The convictions of twenty environmental campaigners were recently overturned in light of the Mark Kennedy revelations; lots of Reclaim the Streeters will be on the phone to their lawyers today.
At Dale Farm, police say they came armed with tasers – which they used more than once – because intelligence from within the camp told them there were weapons hidden there. Of course there were no weapons, but who on the inside supplied police that provocative piece of disinformation?
No one could fail to feel a chill at the statement by Essex County leader Tony Ball. Ball, who could easily serve as Minister of Truth in the coalition, when he stated: "I hope that there are no repeats of yesterday's scenes of premeditated violence and disorder from the protestors on the site, and that we can get on with the job of upholding the law, and clearing the site in a safe, professional and dignified way." Yes, professional beatings, “dignified” taserings, and illegal upholding of some laws.
Police beat people. There have been at least two serious head injuries. They smashed in the sides of people's vans, making them unusable, and the electricity has been cut off on a freezing cold night. Generator fuel ran out in the early hours of this morning. Helicopters circle continuously. Now the bailiffs have moved in behind police.
As traveller Mary Sheridan said: "The only premeditated violence has come from the police – they knew exactly what they were doing when they started beating and tazering people. This is not how a community should be treated by its own council. It’s illegal for us to travel, but illegal for us to settle down here. We’re getting hit by the police but we’ve got nowhere else to go.”

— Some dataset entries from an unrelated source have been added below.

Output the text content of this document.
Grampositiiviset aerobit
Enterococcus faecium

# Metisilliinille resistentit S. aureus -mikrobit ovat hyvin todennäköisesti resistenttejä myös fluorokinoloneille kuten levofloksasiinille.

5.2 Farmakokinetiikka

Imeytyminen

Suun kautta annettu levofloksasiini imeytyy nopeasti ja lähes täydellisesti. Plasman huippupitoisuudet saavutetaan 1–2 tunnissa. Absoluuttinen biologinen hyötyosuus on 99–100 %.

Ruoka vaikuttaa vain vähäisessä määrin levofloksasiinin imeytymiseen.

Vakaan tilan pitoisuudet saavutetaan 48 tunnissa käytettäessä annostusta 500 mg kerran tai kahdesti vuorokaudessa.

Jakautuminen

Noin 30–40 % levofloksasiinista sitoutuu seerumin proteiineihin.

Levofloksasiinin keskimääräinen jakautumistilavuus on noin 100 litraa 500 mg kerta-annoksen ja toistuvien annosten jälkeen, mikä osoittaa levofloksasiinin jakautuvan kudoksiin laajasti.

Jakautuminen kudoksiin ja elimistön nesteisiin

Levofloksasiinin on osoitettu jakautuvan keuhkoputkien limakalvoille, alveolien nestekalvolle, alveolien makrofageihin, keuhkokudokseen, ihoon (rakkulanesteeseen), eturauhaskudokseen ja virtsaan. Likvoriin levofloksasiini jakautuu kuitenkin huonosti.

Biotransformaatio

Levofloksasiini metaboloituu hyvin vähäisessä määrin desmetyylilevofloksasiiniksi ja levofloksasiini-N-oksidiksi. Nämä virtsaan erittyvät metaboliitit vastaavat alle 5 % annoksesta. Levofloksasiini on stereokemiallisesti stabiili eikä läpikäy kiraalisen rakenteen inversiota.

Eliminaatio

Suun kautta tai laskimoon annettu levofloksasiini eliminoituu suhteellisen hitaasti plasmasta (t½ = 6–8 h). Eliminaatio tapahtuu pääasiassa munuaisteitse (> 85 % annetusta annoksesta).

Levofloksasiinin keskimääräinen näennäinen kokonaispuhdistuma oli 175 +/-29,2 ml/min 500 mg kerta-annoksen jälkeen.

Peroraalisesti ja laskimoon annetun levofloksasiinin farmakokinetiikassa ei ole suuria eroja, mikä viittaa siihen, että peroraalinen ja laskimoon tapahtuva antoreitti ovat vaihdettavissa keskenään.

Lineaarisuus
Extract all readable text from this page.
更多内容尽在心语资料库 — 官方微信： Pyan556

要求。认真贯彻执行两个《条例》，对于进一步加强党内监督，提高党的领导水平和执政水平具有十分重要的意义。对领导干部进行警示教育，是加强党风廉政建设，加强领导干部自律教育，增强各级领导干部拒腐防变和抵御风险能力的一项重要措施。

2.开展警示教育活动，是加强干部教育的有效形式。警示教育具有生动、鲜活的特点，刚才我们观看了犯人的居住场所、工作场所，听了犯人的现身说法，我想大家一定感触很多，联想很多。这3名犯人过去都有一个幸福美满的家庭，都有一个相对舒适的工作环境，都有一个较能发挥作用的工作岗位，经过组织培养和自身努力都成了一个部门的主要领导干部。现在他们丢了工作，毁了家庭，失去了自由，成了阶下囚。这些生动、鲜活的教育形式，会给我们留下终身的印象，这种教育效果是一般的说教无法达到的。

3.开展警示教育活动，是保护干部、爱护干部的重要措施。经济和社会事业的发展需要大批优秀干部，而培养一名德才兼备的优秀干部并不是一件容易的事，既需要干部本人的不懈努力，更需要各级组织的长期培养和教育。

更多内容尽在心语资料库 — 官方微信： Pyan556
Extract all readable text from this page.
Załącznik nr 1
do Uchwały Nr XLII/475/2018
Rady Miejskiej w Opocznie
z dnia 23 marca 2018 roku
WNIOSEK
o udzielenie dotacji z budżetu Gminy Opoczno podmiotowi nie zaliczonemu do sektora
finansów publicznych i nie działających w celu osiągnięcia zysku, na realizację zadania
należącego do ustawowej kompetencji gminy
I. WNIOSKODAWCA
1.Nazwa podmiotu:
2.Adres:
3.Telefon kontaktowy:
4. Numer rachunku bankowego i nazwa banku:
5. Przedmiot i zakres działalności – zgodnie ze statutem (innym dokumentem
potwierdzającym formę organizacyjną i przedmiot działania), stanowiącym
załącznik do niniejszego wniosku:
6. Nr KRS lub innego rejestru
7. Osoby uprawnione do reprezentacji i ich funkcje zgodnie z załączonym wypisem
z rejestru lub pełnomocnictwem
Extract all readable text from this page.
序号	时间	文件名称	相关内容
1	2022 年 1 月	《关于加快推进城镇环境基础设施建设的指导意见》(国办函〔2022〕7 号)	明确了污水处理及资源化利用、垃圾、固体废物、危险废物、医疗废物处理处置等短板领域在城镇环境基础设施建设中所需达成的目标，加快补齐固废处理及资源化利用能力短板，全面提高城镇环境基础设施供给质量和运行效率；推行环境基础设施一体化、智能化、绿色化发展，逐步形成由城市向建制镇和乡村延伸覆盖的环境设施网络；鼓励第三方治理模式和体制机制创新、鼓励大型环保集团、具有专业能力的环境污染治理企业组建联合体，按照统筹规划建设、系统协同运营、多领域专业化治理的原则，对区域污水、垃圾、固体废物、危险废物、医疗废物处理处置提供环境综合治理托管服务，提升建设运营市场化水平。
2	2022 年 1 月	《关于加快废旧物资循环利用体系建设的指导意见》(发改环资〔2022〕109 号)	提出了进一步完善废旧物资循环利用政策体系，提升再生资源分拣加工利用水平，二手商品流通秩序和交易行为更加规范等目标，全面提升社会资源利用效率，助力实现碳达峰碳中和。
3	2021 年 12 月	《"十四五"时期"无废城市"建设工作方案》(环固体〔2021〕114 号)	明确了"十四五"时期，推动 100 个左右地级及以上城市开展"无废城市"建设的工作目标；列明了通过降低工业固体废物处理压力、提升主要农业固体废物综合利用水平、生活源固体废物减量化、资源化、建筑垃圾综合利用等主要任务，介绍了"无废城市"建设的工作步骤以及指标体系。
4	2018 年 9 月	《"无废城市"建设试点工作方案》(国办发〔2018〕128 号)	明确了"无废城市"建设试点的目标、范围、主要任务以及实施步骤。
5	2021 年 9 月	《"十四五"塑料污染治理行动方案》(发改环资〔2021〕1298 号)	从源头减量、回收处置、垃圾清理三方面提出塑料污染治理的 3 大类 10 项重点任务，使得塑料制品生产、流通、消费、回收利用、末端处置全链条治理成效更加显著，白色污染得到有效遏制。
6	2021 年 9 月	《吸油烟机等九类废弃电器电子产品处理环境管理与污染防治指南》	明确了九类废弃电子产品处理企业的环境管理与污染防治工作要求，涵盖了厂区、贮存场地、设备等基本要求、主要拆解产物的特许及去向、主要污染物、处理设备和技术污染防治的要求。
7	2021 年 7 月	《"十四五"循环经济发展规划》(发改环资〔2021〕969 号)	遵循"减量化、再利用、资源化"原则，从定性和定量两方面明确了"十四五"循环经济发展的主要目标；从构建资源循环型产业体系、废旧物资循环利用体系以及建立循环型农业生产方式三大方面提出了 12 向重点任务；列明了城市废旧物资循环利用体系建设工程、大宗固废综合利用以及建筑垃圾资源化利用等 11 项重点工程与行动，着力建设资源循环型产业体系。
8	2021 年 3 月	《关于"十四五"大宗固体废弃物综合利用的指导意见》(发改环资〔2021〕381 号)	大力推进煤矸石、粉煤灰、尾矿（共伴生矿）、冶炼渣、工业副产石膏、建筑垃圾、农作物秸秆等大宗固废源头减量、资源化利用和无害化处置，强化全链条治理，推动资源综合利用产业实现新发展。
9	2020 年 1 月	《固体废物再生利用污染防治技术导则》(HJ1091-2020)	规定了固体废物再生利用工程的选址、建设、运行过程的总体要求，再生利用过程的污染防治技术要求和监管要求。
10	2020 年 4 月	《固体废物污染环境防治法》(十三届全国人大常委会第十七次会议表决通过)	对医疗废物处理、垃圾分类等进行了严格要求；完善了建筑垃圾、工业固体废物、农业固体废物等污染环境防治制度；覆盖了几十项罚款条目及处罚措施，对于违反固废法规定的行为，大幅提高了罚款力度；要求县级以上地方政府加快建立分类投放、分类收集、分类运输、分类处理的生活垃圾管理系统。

Another Dale Farm resident Kathleen McCarthy said: "The way in which the police are acting has shocked and outraged everyone here. We hope the world is watching.” We are, Kathleen: from Cairo, to New York, to London, to Madrid to Athens, we are watching and learning.
As the occupation outside St Paul’s, Dale Farm, the death of newspaper seller Ian Tomlinson and the anti-cuts protests have all shown – a key role of police operations has been to instigate violence, not prevent it and, secretly, to set others up for arrest.
Mass action is needed to abolish the laws that enforce the rights of private property and profit over all other human and social rights, including the right to travel and to have a place to stay. Organised in a network of People's Assemblies across the globe, we will develop a democratic framework of rights and rule of law. This will involve a Charter of Rights under a new constitution.